Of course, it’s also possible the owner just retired ,and sold the shop to someone else who just had a different (and from the sounds of it, inferior) idea of how to run the shop. For all we know, the free market might punish him for changing it.

'Twasn’t free market, my lad, 'twas the ignorance of youth that destroyed your fishing shop! Some new whippersnapper who wouldn’t know a lure from a loogie has ruined it. Good speciality stores are precious things, hard to find, and when one is lost, it sucks royally.

It wasn’t a privately-owned shop, and it is free market economics, because there is far more money to be made in selling the clothing, the image of the lifestyle, than there is in providing little Zorros with fishing tackle that they will never replace.

Thanks for expressing your condolences.

Well, as Pall Mall was so handy, I hope you used the occasion to leap onto a soap box and denounce the evil that had stolen from the world the fine establishment that had been Farlow’s.

My condolences on the loss of the shop, whether you did or you didn’t. I felt the same way when I tried to find some semblance of authentic John Steinbeckiana in Monterey, CA.

I’ve watched more small independent bookstores die than I care to recount, gobbled up by the big chains.

The free market sucks sometimes…

(And my favorite soft drink, an apple-flavored fizz named Aspen, died after only a few months of test marketing. So it goes…)

They say it beats the alternative…

Trinopus

Old anecdote: Back in 1957, when Horace Stoneham and Walter O’Malley announced they were moving the Giants and the Dodgers (two New York baseball teams) to California, a reporter said to Stoneham, “Outside this building there’s a group of little children who love the Giants, and they’re crying their eyes out over you taking them away. Do you have anything to say to those children?”

Stoneham said, simply and unemotionally, “Tell them, sorry kid, but I haven’t seen your old man at the ballpark lately.”

Remember something: “the free market” is just another way of saying “people.”

Barnes & Noble doesn’t kill independent book stores, PEOPLE do, by choosing to shop there, instead of at the Mom & Pop stores they claim to love.

Wal-Mart doesn’t kill independent retailers- PEOPLE do, by choosing to shop there and pay less.
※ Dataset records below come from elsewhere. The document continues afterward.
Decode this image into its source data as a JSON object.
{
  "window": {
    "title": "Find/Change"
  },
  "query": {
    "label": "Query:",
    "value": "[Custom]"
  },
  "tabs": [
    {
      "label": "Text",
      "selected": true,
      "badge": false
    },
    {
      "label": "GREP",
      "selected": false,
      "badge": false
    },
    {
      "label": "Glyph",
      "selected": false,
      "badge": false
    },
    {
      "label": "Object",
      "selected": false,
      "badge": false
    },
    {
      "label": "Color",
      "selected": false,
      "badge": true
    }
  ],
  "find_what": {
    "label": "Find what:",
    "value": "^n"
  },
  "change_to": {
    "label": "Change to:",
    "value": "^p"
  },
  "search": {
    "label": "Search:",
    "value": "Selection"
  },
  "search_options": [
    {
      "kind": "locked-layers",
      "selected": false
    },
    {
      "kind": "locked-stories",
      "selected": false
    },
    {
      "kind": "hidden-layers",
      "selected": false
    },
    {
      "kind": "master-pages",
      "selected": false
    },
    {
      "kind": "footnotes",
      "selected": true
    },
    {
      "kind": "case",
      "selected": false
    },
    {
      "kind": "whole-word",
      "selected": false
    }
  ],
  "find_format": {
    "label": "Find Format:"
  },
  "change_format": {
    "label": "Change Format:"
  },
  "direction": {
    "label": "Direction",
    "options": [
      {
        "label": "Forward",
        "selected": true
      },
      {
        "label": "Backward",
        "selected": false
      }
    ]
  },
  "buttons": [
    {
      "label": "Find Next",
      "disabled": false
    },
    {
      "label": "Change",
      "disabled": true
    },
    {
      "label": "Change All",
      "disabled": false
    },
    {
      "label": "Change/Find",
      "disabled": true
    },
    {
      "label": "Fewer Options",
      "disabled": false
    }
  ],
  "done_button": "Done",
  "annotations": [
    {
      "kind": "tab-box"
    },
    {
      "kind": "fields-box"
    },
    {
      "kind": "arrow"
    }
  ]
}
Sometimes, the results are horrifying (in the last few years, Austin has lost several SUPERB Italian restaurants; meanwhile, the Olive Gardens are packed every night). But that’s people (the free market) for you. Sometimes, they choose what’s inexpensive over what’s good, what’s common over what’s well-crafted. I don’t doubt that the OP’s fishing shop was a wonderful place… but I suspect the factors that led to the change have been building and building for a long time.